Personal information
- Born: 1 October 1991 (age 34)

Sport
- Country: Australia
- Sport: Rowing
- Club: Torrens Rowing Club

Medal record
Women's rowing
Representing Australia
World Rowing Championships
| Silver medal – second place | 2011 Bled | W4- |
World Rowing U23 Championships
| Silver medal – second place | 2010 Brest | BW4- |
Junior World Rowing Championships
| Gold medal – first place | 2009 Paris | JW4- |

= Peta White =

Australian rower

Peta White (born 1 Oct 1991) is a former Australian representative rower. She was a junior world champion and won silver medals at U23 and senior World Rowing Championships.

==Club and state rowing==
White's senior club rowing was from the Adelaide University Boat Club in Adelaide.

White first made state selection for South Australia still aged sixteen in the youth eight who finished last in the race for the Bicentennial Cup at the 2008 Interstate Regatta within the Australian Rowing Championships. She rowed again in South Australian youth eights in 2009 (third place), 2010 (fourth place) and 2011 (second place).

In 2013 and 2014 she made the South Australian senior women's eight competing for the Queen's Cup at the Interstate Regatta.

==International representative rowing==
White made her Australian representative debut aged eighteen at the 2009 Junior World Rowing Championships in Paris where she raced in a coxless four to a junior world championship gold medal. In 2010 White was selected in a coxless four which contested the World Rowing U23 Championships in Brest and rowed to a silver medal.

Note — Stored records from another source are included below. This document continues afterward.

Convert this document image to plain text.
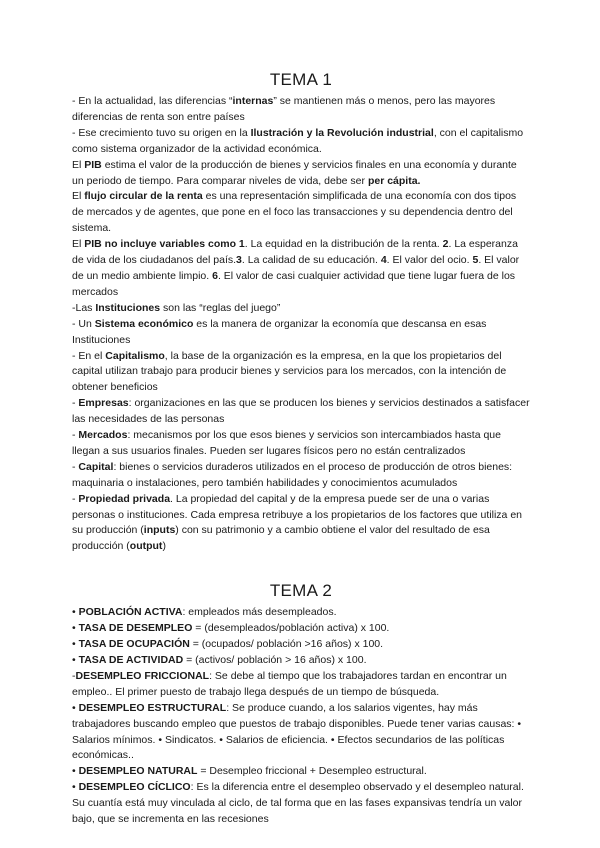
TEMA 1

- En la actualidad, las diferencias “internas” se mantienen más o menos, pero las mayores diferencias de renta son entre países

- Ese crecimiento tuvo su origen en la Ilustración y la Revolución industrial, con el capitalismo como sistema organizador de la actividad económica.

El PIB estima el valor de la producción de bienes y servicios finales en una economía y durante un periodo de tiempo. Para comparar niveles de vida, debe ser per cápita.

El flujo circular de la renta es una representación simplificada de una economía con dos tipos de mercados y de agentes, que pone en el foco las transacciones y su dependencia dentro del sistema.

El PIB no incluye variables como 1. La equidad en la distribución de la renta. 2. La esperanza de vida de los ciudadanos del país.3. La calidad de su educación. 4. El valor del ocio. 5. El valor de un medio ambiente limpio. 6. El valor de casi cualquier actividad que tiene lugar fuera de los mercados

-Las Instituciones son las “reglas del juego”

- Un Sistema económico es la manera de organizar la economía que descansa en esas Instituciones

- En el Capitalismo, la base de la organización es la empresa, en la que los propietarios del capital utilizan trabajo para producir bienes y servicios para los mercados, con la intención de obtener beneficios

- Empresas: organizaciones en las que se producen los bienes y servicios destinados a satisfacer las necesidades de las personas

- Mercados: mecanismos por los que esos bienes y servicios son intercambiados hasta que llegan a sus usuarios finales. Pueden ser lugares físicos pero no están centralizados

- Capital: bienes o servicios duraderos utilizados en el proceso de producción de otros bienes: maquinaria o instalaciones, pero también habilidades y conocimientos acumulados

- Propiedad privada. La propiedad del capital y de la empresa puede ser de una o varias personas o instituciones. Cada empresa retribuye a los propietarios de los factores que utiliza en su producción (inputs) con su patrimonio y a cambio obtiene el valor del resultado de esa producción (output)

TEMA 2

• POBLACIÓN ACTIVA: empleados más desempleados.

• TASA DE DESEMPLEO = (desempleados/población activa) x 100.

• TASA DE OCUPACIÓN = (ocupados/ población >16 años) x 100.

• TASA DE ACTIVIDAD = (activos/ población > 16 años) x 100.

-DESEMPLEO FRICCIONAL: Se debe al tiempo que los trabajadores tardan en encontrar un empleo.. El primer puesto de trabajo llega después de un tiempo de búsqueda.

• DESEMPLEO ESTRUCTURAL: Se produce cuando, a los salarios vigentes, hay más trabajadores buscando empleo que puestos de trabajo disponibles. Puede tener varias causas: • Salarios mínimos. • Sindicatos. • Salarios de eficiencia. • Efectos secundarios de las políticas económicas..

• DESEMPLEO NATURAL = Desempleo friccional + Desempleo estructural.

• DESEMPLEO CÍCLICO: Es la diferencia entre el desempleo observado y el desempleo natural. Su cuantía está muy vinculada al ciclo, de tal forma que en las fases expansivas tendría un valor bajo, que se incrementa en las recesiones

In 2011 White rowed at the World Rowing U23 Championships in Amsterdam and at the 2011 World Rowing Championships in Bled in two different Australian coxless fours. In Amsterdam the U23 four placed fourth but at the World Championships in Bled with Renee Chatterton, Pauline Frasca and Kate Hornsey in the coxless four, White brought home a silver medal.

In 2013 White again double up at both World Rowing U23 Championships and the 2013 World Rowing Championships this time in the women's eight. The U23 eight finished in fourth place in Linz and the senior eight, with White in the three seat in Chungju finished in fifth place overall. It was White's final Australian representative appearance.

Since retirement from competitive rowing, White has commenced full-time work and is affectionately known by her colleagues as "Swift Justice".